LALE'NİN HİKAYESİ

Türkler'in Milli Çiçeği


Lalenin Hikayesi

İnsanoğlu yaradılışı gereği etrafındaki canlı cansız her şeyle iletişimde olan bir varlıktır. Elbetteki canlılarla kurduğu ilişki ve iletişim, dağla - taşla kurduğu ilişkiden daha farklı, çoğunlukla daha duygusaldır. Bunun en büyük sebebi de şüphesiz doğadaki diğer canlılarda kendi yansımasını, kendine benzeyen ya da benzemeyen yönleri arayışta olmasından kaynaklanmaktadır.

Bu canlılar içinde hayvanlardan sonra bitkiler, besin olarak tüketiklerini bir kenara bırakırsak,  doğanın her mevsim yeniden canlandığını, rengarenkliğini, zenginliğini kısaca  yaşamı ifade eden çiçekler gelir.  Kültürlerden kültürlere, topluluklardan topluluklara her bir çiçeğin anlamı da, insanların zihninde oluşturduğu karşılıklar da değişmektedir.

Örneğin Güney Asya kültürlerinde ya da öğretilerinde lotus çiçeği berraklığın zihinsel aydınlanmanın, hatta mükemmelliğin sembolüyken; batı medeniyetinde ise Nergis çiçeği Narkissos’la, narsizmle ve kendini beğenmişlikle özdeşleştirilir.

Bizim kültürümüzde ise öne çıkan iki önemli çiçek var. Biri gül, biri Lale.

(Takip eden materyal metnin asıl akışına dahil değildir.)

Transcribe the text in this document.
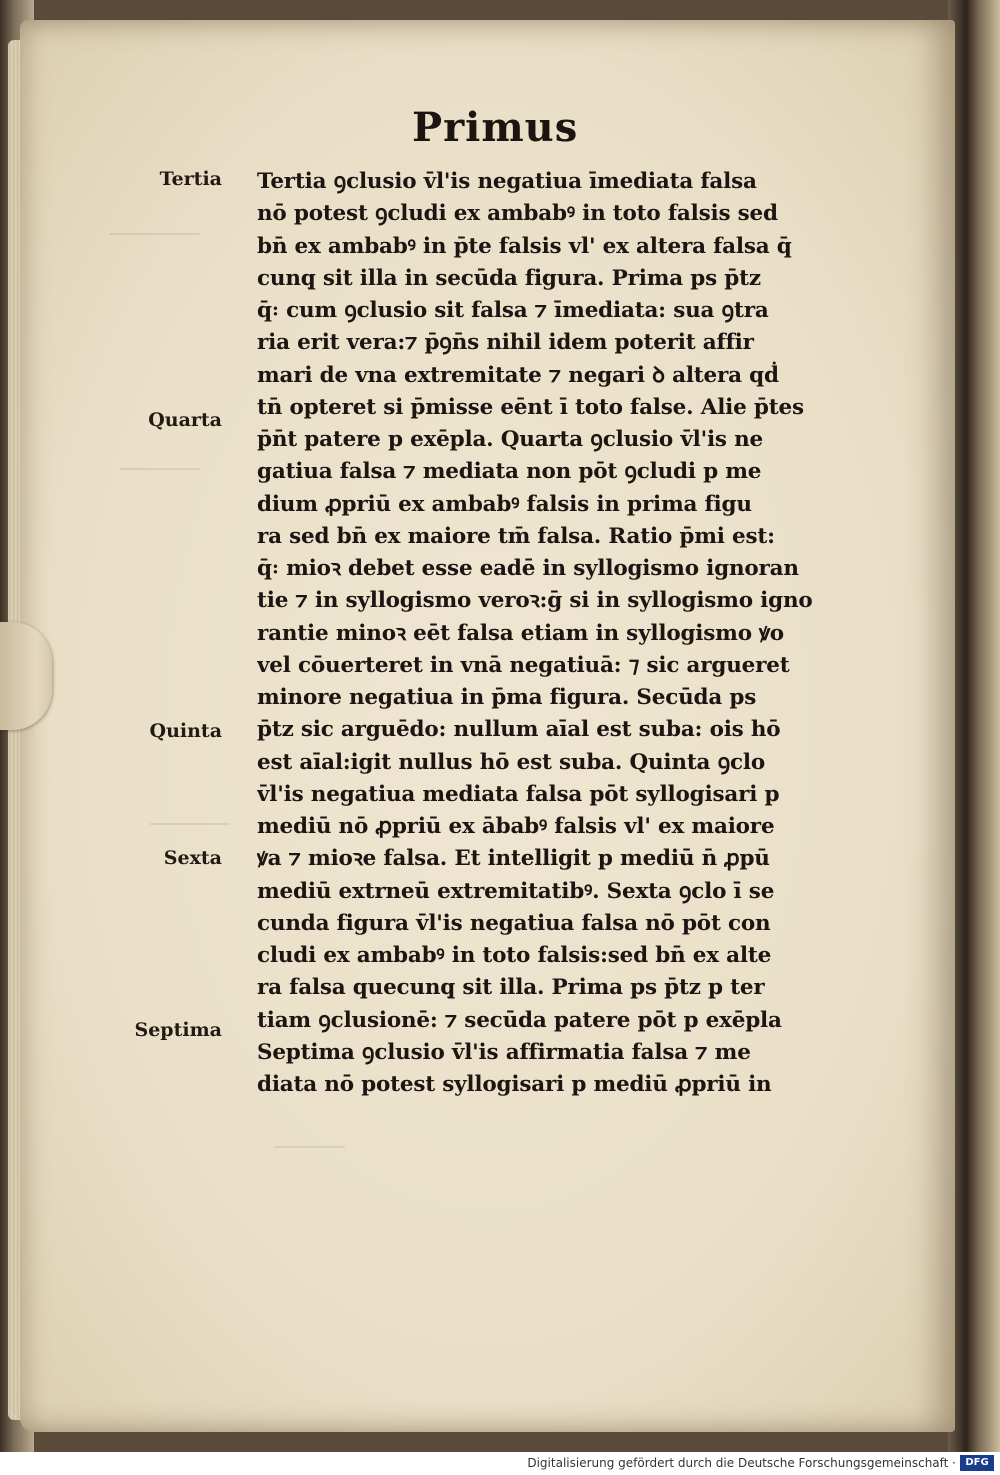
Primus
Tertia
Quarta
Quinta
Sexta
Septima
Tertia ꝯclusio v̄l'is negatiua īmediata falsa
nō potest ꝯcludi ex ambabꝰ in toto falsis sed
bn̄ ex ambabꝰ in p̄te falsis vl' ex altera falsa q̄
cunq̧ sit illa in secūda figura. Prima ps p̄tz
q̄꞉ cum ꝯclusio sit falsa ⁊ īmediata: sua ꝯtra
ria erit vera:⁊ p̄ꝯn̄s nihil idem poterit affir
mari de vna extremitate ⁊ negari ꝺ altera qḋ
tn̄ opteret si p̄misse eēnt ī toto false. Alie p̄tes
p̄n̄t patere p exēpla. Quarta ꝯclusio v̄l'is ne
gatiua falsa ⁊ mediata non pōt ꝯcludi p me
dium ꝓpriū ex ambabꝰ falsis in prima figu
ra sed bn̄ ex maiore tm̄ falsa. Ratio p̄mi est:
q̄꞉ mioꝛ debet esse eadē in syllogismo ignoran
tie ⁊ in syllogismo veroꝛ:ḡ si in syllogismo igno
rantie minoꝛ eēt falsa etiam in syllogismo ꝟo
vel cōuerteret in vnā negatiuā: ⁊ sic argueret
minore negatiua in p̄ma figura. Secūda ps
p̄tz sic arguēdo: nullum aīal est suba: ois hō
est aīal:igit nullus hō est suba. Quinta ꝯclo
v̄l'is negatiua mediata falsa pōt syllogisari p
mediū nō ꝓpriū ex ābabꝰ falsis vl' ex maiore
ꝟa ⁊ mioꝛe falsa. Et intelligit p mediū n̄ ꝓpū
mediū extrneū extremitatibꝰ. Sexta ꝯclo ī se
cunda figura v̄l'is negatiua falsa nō pōt con
cludi ex ambabꝰ in toto falsis:sed bn̄ ex alte
ra falsa quecunq̧ sit illa. Prima ps p̄tz p ter
tiam ꝯclusionē: ⁊ secūda patere pōt p exēpla
Septima ꝯclusio v̄l'is affirmatia falsa ⁊ me
diata nō potest syllogisari p mediū ꝓpriū in
Digitalisierung gefördert durch die Deutsche Forschungsgemeinschaft · DFG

Türk milletinin inançları çevresinde anlamları şekillenen bu iki çiçek özellikle Türk edebiyatında sıklıkla kullanılır. “Gül Peygambere, Lale Allah’a açılır” vecizesi laf olsun diye ezbere kurulmuş bir cümle değildir. Gül’ün saflığı, güzelliği, mis gibi kokusu peygamber ile özdeşleşirken, Lale ise yine hem güzelliği hem de "LALE" kelimesinin Arapça harf karşılıklarının ALLAH lafzı  kelimesi ile aynı olması sebebiyledir.  

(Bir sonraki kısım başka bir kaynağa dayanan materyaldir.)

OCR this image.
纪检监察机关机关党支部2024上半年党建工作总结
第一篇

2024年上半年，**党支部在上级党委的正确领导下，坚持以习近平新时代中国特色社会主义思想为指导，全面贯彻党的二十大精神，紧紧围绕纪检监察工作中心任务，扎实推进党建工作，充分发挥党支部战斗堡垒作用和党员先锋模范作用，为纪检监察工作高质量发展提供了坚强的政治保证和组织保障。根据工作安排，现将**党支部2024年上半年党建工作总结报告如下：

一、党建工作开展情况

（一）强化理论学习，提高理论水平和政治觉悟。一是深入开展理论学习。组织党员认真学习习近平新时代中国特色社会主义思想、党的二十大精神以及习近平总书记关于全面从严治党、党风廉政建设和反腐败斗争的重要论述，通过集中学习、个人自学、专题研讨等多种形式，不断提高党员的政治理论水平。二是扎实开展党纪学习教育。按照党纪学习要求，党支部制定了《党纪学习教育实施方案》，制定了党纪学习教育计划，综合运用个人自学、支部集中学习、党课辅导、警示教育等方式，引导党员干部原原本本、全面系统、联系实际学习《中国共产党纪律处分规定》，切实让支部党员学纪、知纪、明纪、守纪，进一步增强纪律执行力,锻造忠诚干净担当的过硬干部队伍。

TÜRKLERİN Milli Çiçeği ; Lale

Yazımızın sebebi olan Lale’nin hikayesine şöyle kısaca bir göz atalım ve lale hakkında genel bilgileri sıralayalım;

Lale (Tulipa), Liliaceae (Zambakgiller) familyasından Tulipa cinsini oluşturan güzel çiçekleri ile süs bitkisi olarak yetiştirilen, soğanlı, çok yıllık otsu bir bitkidir. Anadolu’nun dağlık bölgelerinde, Kafkasya, Kırgızistan ve Himalayalar’ın 4000 metreye kadar olan yüksekliklerinde doğal olarak yetişebilir. Yazın kuru ve sıcak, kışın soğuk ve nemli geçen bölgelerde doğal olarak yaşayabilir. Doğal laleler melezlenerek çok çeşitli laleler elde edilmiştir. Günümüzde 5544 çeşit lale türü olduğu bilinmektedir.

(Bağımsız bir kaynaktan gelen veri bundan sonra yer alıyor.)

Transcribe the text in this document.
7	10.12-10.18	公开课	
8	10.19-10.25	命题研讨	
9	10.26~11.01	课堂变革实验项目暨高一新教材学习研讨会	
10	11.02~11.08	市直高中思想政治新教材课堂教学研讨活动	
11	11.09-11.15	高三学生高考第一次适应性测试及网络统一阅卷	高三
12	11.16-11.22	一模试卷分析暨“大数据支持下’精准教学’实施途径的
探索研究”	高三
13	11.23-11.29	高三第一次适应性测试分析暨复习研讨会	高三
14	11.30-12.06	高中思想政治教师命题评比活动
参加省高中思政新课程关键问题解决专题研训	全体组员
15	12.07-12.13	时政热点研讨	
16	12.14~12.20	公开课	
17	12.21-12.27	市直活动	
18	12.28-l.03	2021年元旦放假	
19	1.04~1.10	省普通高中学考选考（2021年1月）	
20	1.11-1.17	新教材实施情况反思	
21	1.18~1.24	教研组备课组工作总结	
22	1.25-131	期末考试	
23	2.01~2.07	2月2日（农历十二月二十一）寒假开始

İstanbul laleleri ve Osmanlı laleleri de ayrı bir tür olarak literatür de yer alır.  Osmanlı’nın son dönemlerinde lüks, şatafat ve zevk dönemi olarak anılan bir zaman dilimine “Lale Devri” denilmesine dahi sebep olmuştur.

İstanbul Lalesi, form itibariyle alışılmış lale tiplerinden oldukça farklıdır. Hançeri sivri yapraklı, badem şeklinde çiçekleri olan İstanbul Lalesi'nin bir zamanlar 1588 çeşidi olduğu söylenirdi.

İstanbul’da Lalenin hikayesi ise şöyle özetlenebilir, Selçuklular, Anadolu'ya lalelerle birlikte yerleştiler. Bu topraklara lale soğanları ekmekle kalmayıp; camileri, mezar taşlarını, sanat eserlerini, sarayları lale motifleriyle süslemeye başladılar. 11. yüzyılda Anadolu'ya giren laleye 13. yüzyılda Mevlana'nın dizelerinde de rastlarız. Osmanlılar da laleyi çok sevdiler ve fethettikleri toprakları lalelerle süslediler.İstanbul'un fethinin ardından lale Avrupa topraklarına ayak bastı. Padişah kaftanları, saray eşyaları da lale motifleriyle bezendi. Fatih Sultan Mehmet, Kanuni Sultan Süleyman ve III. Ahmet "Lale" ye en düşkün padişahlardı.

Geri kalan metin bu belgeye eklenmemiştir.